Les amateurs ont d'abord été frappés par une virtuosité phénoménale pour l'époque. Le goût de l'exploit technique dévore tout autant l'enfant prodige que l'artiste d'âge mûr. Heifetz n'est-il pas le premier à tenter la gageure, assez vaine il est vrai, d'enregistrer lui-même, en rerecording, les parties solistes du Concerto pour deux violons BWV 1043 de Jean-Sébastien Bach ? Plus révélatrice encore est son extraordinaire maîtrise de l'instrument, la domination totale de l'intelligence et de la volonté sur l'instinct et le cœur.
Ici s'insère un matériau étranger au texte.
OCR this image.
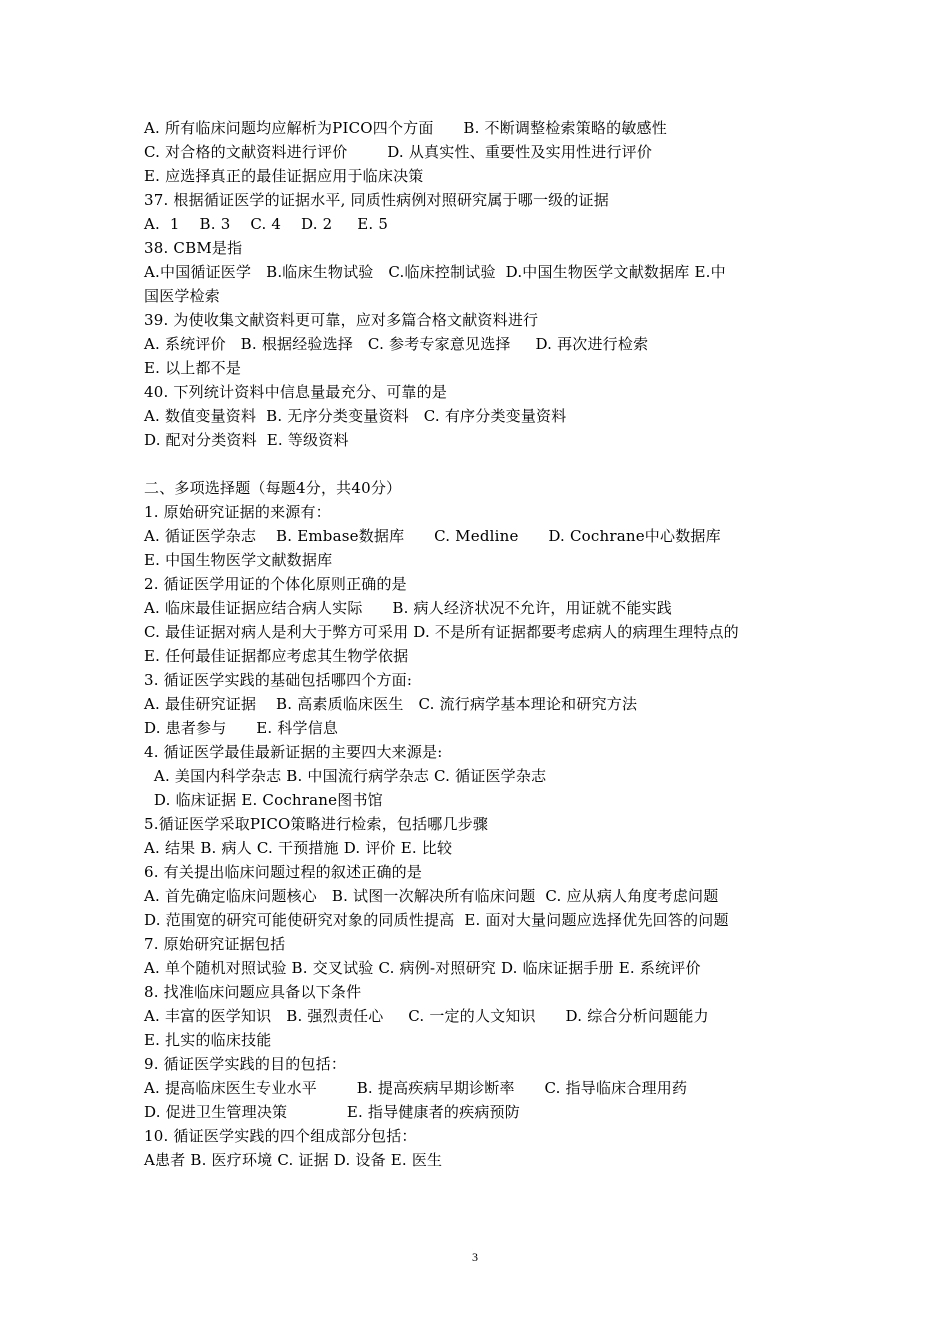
A. 所有临床问题均应解析为PICO四个方面      B. 不断调整检索策略的敏感性
C. 对合格的文献资料进行评价        D. 从真实性、重要性及实用性进行评价
E. 应选择真正的最佳证据应用于临床决策
37. 根据循证医学的证据水平, 同质性病例对照研究属于哪一级的证据
A.  1    B. 3    C. 4    D. 2     E. 5
38. CBM是指
A.中国循证医学   B.临床生物试验   C.临床控制试验  D.中国生物医学文献数据库 E.中
国医学检索
39. 为使收集文献资料更可靠，应对多篇合格文献资料进行
A. 系统评价   B. 根据经验选择   C. 参考专家意见选择     D. 再次进行检索
E. 以上都不是
40. 下列统计资料中信息量最充分、可靠的是
A. 数值变量资料  B. 无序分类变量资料   C. 有序分类变量资料
D. 配对分类资料  E. 等级资料
二、多项选择题（每题4分，共40分）
1. 原始研究证据的来源有：
A. 循证医学杂志    B. Embase数据库      C. Medline      D. Cochrane中心数据库
E. 中国生物医学文献数据库
2. 循证医学用证的个体化原则正确的是
A. 临床最佳证据应结合病人实际      B. 病人经济状况不允许，用证就不能实践
C. 最佳证据对病人是利大于弊方可采用 D. 不是所有证据都要考虑病人的病理生理特点的
E. 任何最佳证据都应考虑其生物学依据
3. 循证医学实践的基础包括哪四个方面:
A. 最佳研究证据    B. 高素质临床医生   C. 流行病学基本理论和研究方法
D. 患者参与      E. 科学信息
4. 循证医学最佳最新证据的主要四大来源是:
A. 美国内科学杂志 B. 中国流行病学杂志 C. 循证医学杂志
D. 临床证据 E. Cochrane图书馆
5.循证医学采取PICO策略进行检索，包括哪几步骤
A. 结果 B. 病人 C. 干预措施 D. 评价 E. 比较
6. 有关提出临床问题过程的叙述正确的是
A. 首先确定临床问题核心   B. 试图一次解决所有临床问题  C. 应从病人角度考虑问题
D. 范围宽的研究可能使研究对象的同质性提高  E. 面对大量问题应选择优先回答的问题
7. 原始研究证据包括
A. 单个随机对照试验 B. 交叉试验 C. 病例-对照研究 D. 临床证据手册 E. 系统评价
8. 找准临床问题应具备以下条件
A. 丰富的医学知识   B. 强烈责任心     C. 一定的人文知识      D. 综合分析问题能力
E. 扎实的临床技能
9. 循证医学实践的目的包括：
A. 提高临床医生专业水平        B. 提高疾病早期诊断率      C. 指导临床合理用药
D. 促进卫生管理决策            E. 指导健康者的疾病预防
10. 循证医学实践的四个组成部分包括：
A患者 B. 医疗环境 C. 证据 D. 设备 E. 医生
3
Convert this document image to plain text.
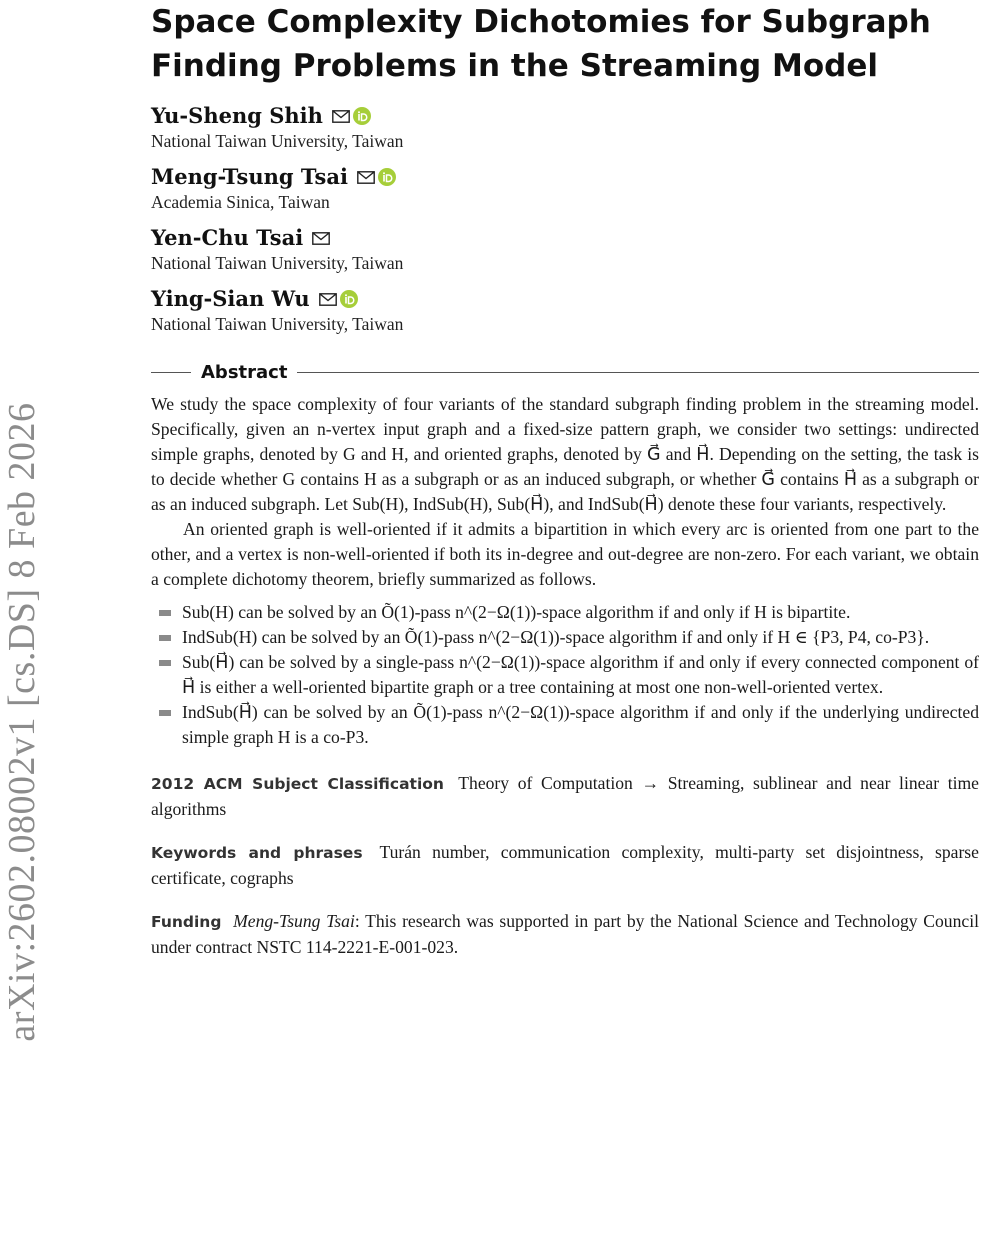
arXiv:2602.08002v1 [cs.DS] 8 Feb 2026
Space Complexity Dichotomies for Subgraph
Finding Problems in the Streaming Model
Yu-Sheng Shih
National Taiwan University, Taiwan
Meng-Tsung Tsai
Academia Sinica, Taiwan
Yen-Chu Tsai
National Taiwan University, Taiwan
Ying-Sian Wu
National Taiwan University, Taiwan
Abstract

We study the space complexity of four variants of the standard subgraph finding problem in the streaming model. Specifically, given an n-vertex input graph and a fixed-size pattern graph, we consider two settings: undirected simple graphs, denoted by G and H, and oriented graphs, denoted by G⃗ and H⃗. Depending on the setting, the task is to decide whether G contains H as a subgraph or as an induced subgraph, or whether G⃗ contains H⃗ as a subgraph or as an induced subgraph. Let Sub(H), IndSub(H), Sub(H⃗), and IndSub(H⃗) denote these four variants, respectively.

An oriented graph is well-oriented if it admits a bipartition in which every arc is oriented from one part to the other, and a vertex is non-well-oriented if both its in-degree and out-degree are non-zero. For each variant, we obtain a complete dichotomy theorem, briefly summarized as follows.

Sub(H) can be solved by an Õ(1)-pass n^(2−Ω(1))-space algorithm if and only if H is bipartite.
IndSub(H) can be solved by an Õ(1)-pass n^(2−Ω(1))-space algorithm if and only if H ∈ {P3, P4, co-P3}.
Sub(H⃗) can be solved by a single-pass n^(2−Ω(1))-space algorithm if and only if every connected component of H⃗ is either a well-oriented bipartite graph or a tree containing at most one non-well-oriented vertex.
IndSub(H⃗) can be solved by an Õ(1)-pass n^(2−Ω(1))-space algorithm if and only if the underlying undirected simple graph H is a co-P3.
2012 ACM Subject Classification Theory of Computation → Streaming, sublinear and near linear time algorithms
Keywords and phrases Turán number, communication complexity, multi-party set disjointness, sparse certificate, cographs
Funding Meng-Tsung Tsai: This research was supported in part by the National Science and Technology Council under contract NSTC 114-2221-E-001-023.
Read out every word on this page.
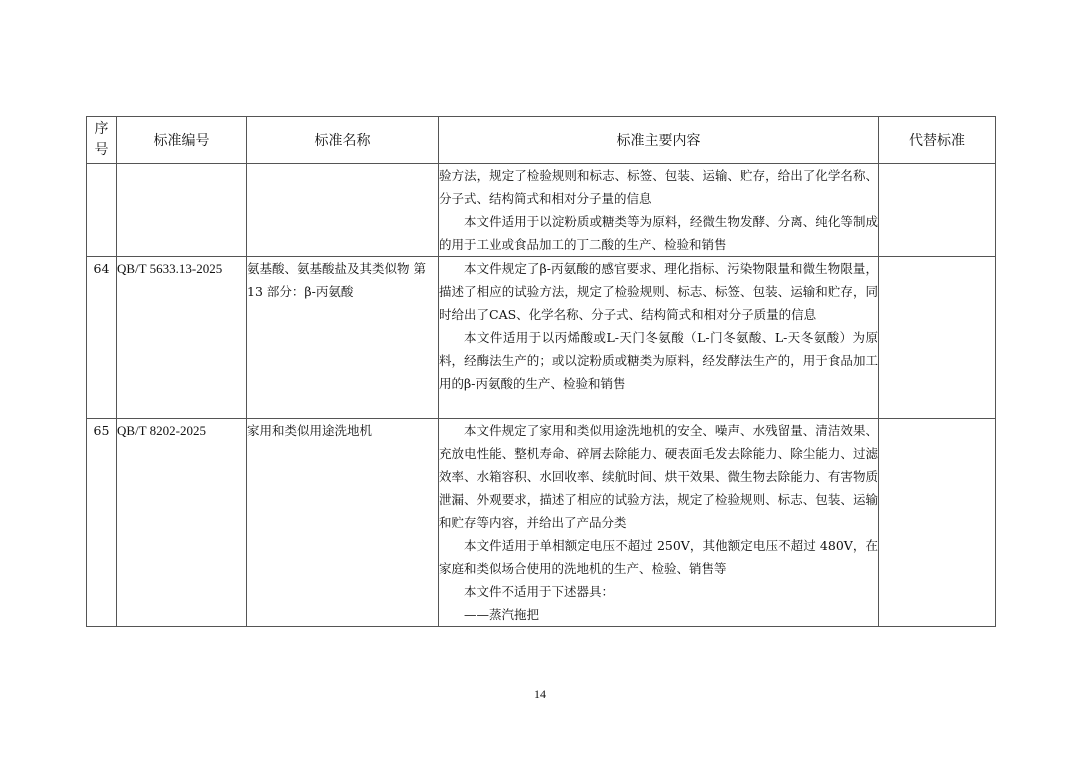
序
号	标准编号	标准名称	标准主要内容	代替标准

			验方法，规定了检验规则和标志、标签、包装、运输、贮存，给出了化学名称、分子式、结构简式和相对分子量的信息

本文件适用于以淀粉质或糖类等为原料，经微生物发酵、分离、纯化等制成的用于工业或食品加工的丁二酸的生产、检验和销售	

64	QB/T 5633.13-2025	氨基酸、氨基酸盐及其类似物 第 13 部分：β-丙氨酸	本文件规定了β-丙氨酸的感官要求、理化指标、污染物限量和微生物限量，描述了相应的试验方法，规定了检验规则、标志、标签、包装、运输和贮存，同时给出了CAS、化学名称、分子式、结构简式和相对分子质量的信息

本文件适用于以丙烯酸或L-天门冬氨酸（L-门冬氨酸、L-天冬氨酸）为原料，经酶法生产的；或以淀粉质或糖类为原料，经发酵法生产的，用于食品加工用的β-丙氨酸的生产、检验和销售	

65	QB/T 8202-2025	家用和类似用途洗地机	本文件规定了家用和类似用途洗地机的安全、噪声、水残留量、清洁效果、充放电性能、整机寿命、碎屑去除能力、硬表面毛发去除能力、除尘能力、过滤效率、水箱容积、水回收率、续航时间、烘干效果、微生物去除能力、有害物质泄漏、外观要求，描述了相应的试验方法，规定了检验规则、标志、包装、运输和贮存等内容，并给出了产品分类

本文件适用于单相额定电压不超过 250V，其他额定电压不超过 480V，在家庭和类似场合使用的洗地机的生产、检验、销售等

本文件不适用于下述器具：

——蒸汽拖把	

14
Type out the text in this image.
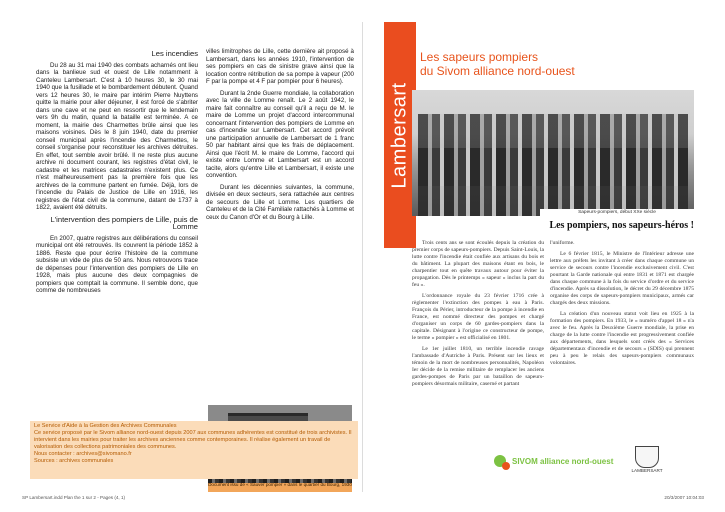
Les incendies

Du 28 au 31 mai 1940 des combats acharnés ont lieu dans la banlieue sud et ouest de Lille notamment à Canteleu Lambersart. C'est à 10 heures 30, le 30 mai 1940 que la fusillade et le bombardement débutent. Quand vers 12 heures 30, le maire par intérim Pierre Nuyttens quitte la mairie pour aller déjeuner, il est forcé de s'abriter dans une cave et ne peut en ressortir que le lendemain vers 9h du matin, quand la bataille est terminée. A ce moment, la mairie des Charmettes brûle ainsi que les maisons voisines. Dès le 8 juin 1940, date du premier conseil municipal après l'incendie des Charmettes, le conseil s'organise pour reconstituer les archives détruites. En effet, tout semble avoir brûlé. Il ne reste plus aucune archive ni document courant, les registres d'état civil, le cadastre et les matrices cadastrales n'existent plus. Ce n'est malheureusement pas la première fois que les archives de la commune partent en fumée. Déjà, lors de l'incendie du Palais de Justice de Lille en 1916, les registres de l'état civil de la commune, datant de 1737 à 1822, avaient été détruits.

L'intervention des pompiers de Lille, puis de Lomme

En 2007, quatre registres aux délibérations du conseil municipal ont été retrouvés. Ils couvrent la période 1852 à 1886. Reste que pour écrire l'histoire de la commune subsiste un vide de plus de 50 ans. Nous retrouvons trace de dépenses pour l'intervention des pompiers de Lille en 1928, mais plus aucune des deux compagnies de pompiers que comptait la commune. Il semble donc, que comme de nombreuses

villes limitrophes de Lille, cette dernière ait proposé à Lambersart, dans les années 1910, l'intervention de ses pompiers en cas de sinistre grave ainsi que la location contre rétribution de sa pompe à vapeur (200 F par la pompe et 4 F par pompier pour 6 heures).

Durant la 2nde Guerre mondiale, la collaboration avec la ville de Lomme renaît. Le 2 août 1942, le maire fait connaître au conseil qu'il a reçu de M. le maire de Lomme un projet d'accord intercommunal concernant l'intervention des pompiers de Lomme en cas d'incendie sur Lambersart. Cet accord prévoit une participation annuelle de Lambersart de 1 franc 50 par habitant ainsi que les frais de déplacement. Ainsi que l'écrit M. le maire de Lomme, l'accord qui existe entre Lomme et Lambersart est un accord tacite, alors qu'entre Lille et Lambersart, il existe une convention.

Durant les décennies suivantes, la commune, divisée en deux secteurs, sera rattachée aux centres de secours de Lille et Lomme. Les quartiers de Canteleu et de la Cité Familiale rattachés à Lomme et ceux du Canon d'Or et du Bourg à Lille.

Document issu de « Sauver pompier » dans le quartier du Bourg, 1930

Le Service d'Aide à la Gestion des Archives Communales

Ce service proposé par le Sivom alliance nord-ouest depuis 2007 aux communes adhérentes est constitué de trois archivistes. Il intervient dans les mairies pour traiter les archives anciennes comme contemporaines. Il réalise également un travail de valorisation des collections patrimoniales des communes.

Nous contacter : archives@sivomano.fr

Sources : archives communales

Lambersart
Les sapeurs pompiers
du Sivom alliance nord-ouest
Sapeurs-pompiers, début XXe siècle
Les pompiers, nos sapeurs-héros !

Trois cents ans se sont écoulés depuis la création du premier corps de sapeurs-pompiers. Depuis Saint-Louis, la lutte contre l'incendie était confiée aux artisans du bois et du bâtiment. La plupart des maisons étant en bois, le charpentier tout en quête travaux autour pour éviter la propagation. Dès le printemps « sapeur » inclus la part du feu ».

L'ordonnance royale du 23 février 1716 crée à règlementer l'extinction des pompes à eau à Paris. François du Périer, introducteur de la pompe à incendie en France, est nommé directeur des pompes et chargé d'organiser un corps de 60 gardes-pompiers dans la capitale. Désignant à l'origine ce constructeur de pompe, le terme « pompier » est officialisé en 1801.

Le 1er juillet 1810, un terrible incendie ravage l'ambassade d'Autriche à Paris. Présent sur les lieux et témoin de la mort de nombreuses personnalités, Napoléon Ier décide de la remise militaire de remplacer les anciens gardes-pompes de Paris par un bataillon de sapeurs-pompiers désormais militaire, caserné et partant

l'uniforme.

Le 6 février 1815, le Ministre de l'Intérieur adresse une lettre aux préfets les invitant à créer dans chaque commune un service de secours contre l'incendie exclusivement civil. C'est pourtant la Garde nationale qui entre 1831 et 1871 est chargée dans chaque commune à la fois du service d'ordre et du service d'incendie. Après sa dissolution, le décret du 29 décembre 1875 organise des corps de sapeurs-pompiers municipaux, armés car chargés des deux missions.

La création d'un nouveau statut voit lieu en 1925 à la formation des pompiers. En 1933, le « numéro d'appel 18 » n'a avec le feu. Après la Deuxième Guerre mondiale, la prise en charge de la lutte contre l'incendie est progressivement confiée aux départements, dans lesquels sont créés des « Services départementaux d'incendie et de secours » (SDIS) qui prennent peu à peu le relais des sapeurs-pompiers communaux volontaires.

SIVOM alliance nord-ouest
LAMBERSART
SP Lambersart.indd Plan the 1 sur 2 - Pages (4, 1)	20/3/2007 10:04:03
Beecham s'émerveillait de le voir suivre au concert le moindre détail des phrasés choisis aux répétitions et se placer devant le micro à l'endroit précis retenu auparavant. Le jeu de Jascha Heifetz ignore cependant les désordres du génie, la folie irrationnelle de l'inspiration, les élans incontrôlés de la passion. Les dieux lui auront refusé le léger frémissement involontaire, la vibration intime, la confidence chaleureuse ou l'héroïque déclamation qui nous enchantent sous l'archet de Jacques ThibaudGeorges EnescoGinette NeveuAdolf BuschIsaac Stern ou Nathan Milstein. Son royaume est ailleurs, dans un monde où règne sans partage une beauté idéale, née d'un respect religieux de la partition et d'une pureté sonore absolue. C'est une splendeur minérale, alliant l'éclat et les couleurs des pierres précieuses – heifetz signifie « bijou » en hébreu – à la pénétrante froideur du marbre. On en vient à regretter parfois ces petites imperfections techniques, ces glissandos souvent abusifs, ces menues privautés prises avec la musique qui, n'empêchant pas l'esprit de triompher, humanisaient les interprétations. Voilà qui explique sans doute que la musique de chambre n'ait pas été son terrain d'élection. Jascha Heifetz n'est véritablement lui-même qu'au sommet des vagues orchestrales. Mais comment se défendre devant la fascination qu'exerce ce violon-épure, ce son rayonnant d'une énigmatique lumière, ce jeu poussant la pudeur jusqu'aux frontières de l'abstraction ? Atteindre l'immortalité par la désincarnation, tel était le chemin de Jascha Heifetz, l'infaillible.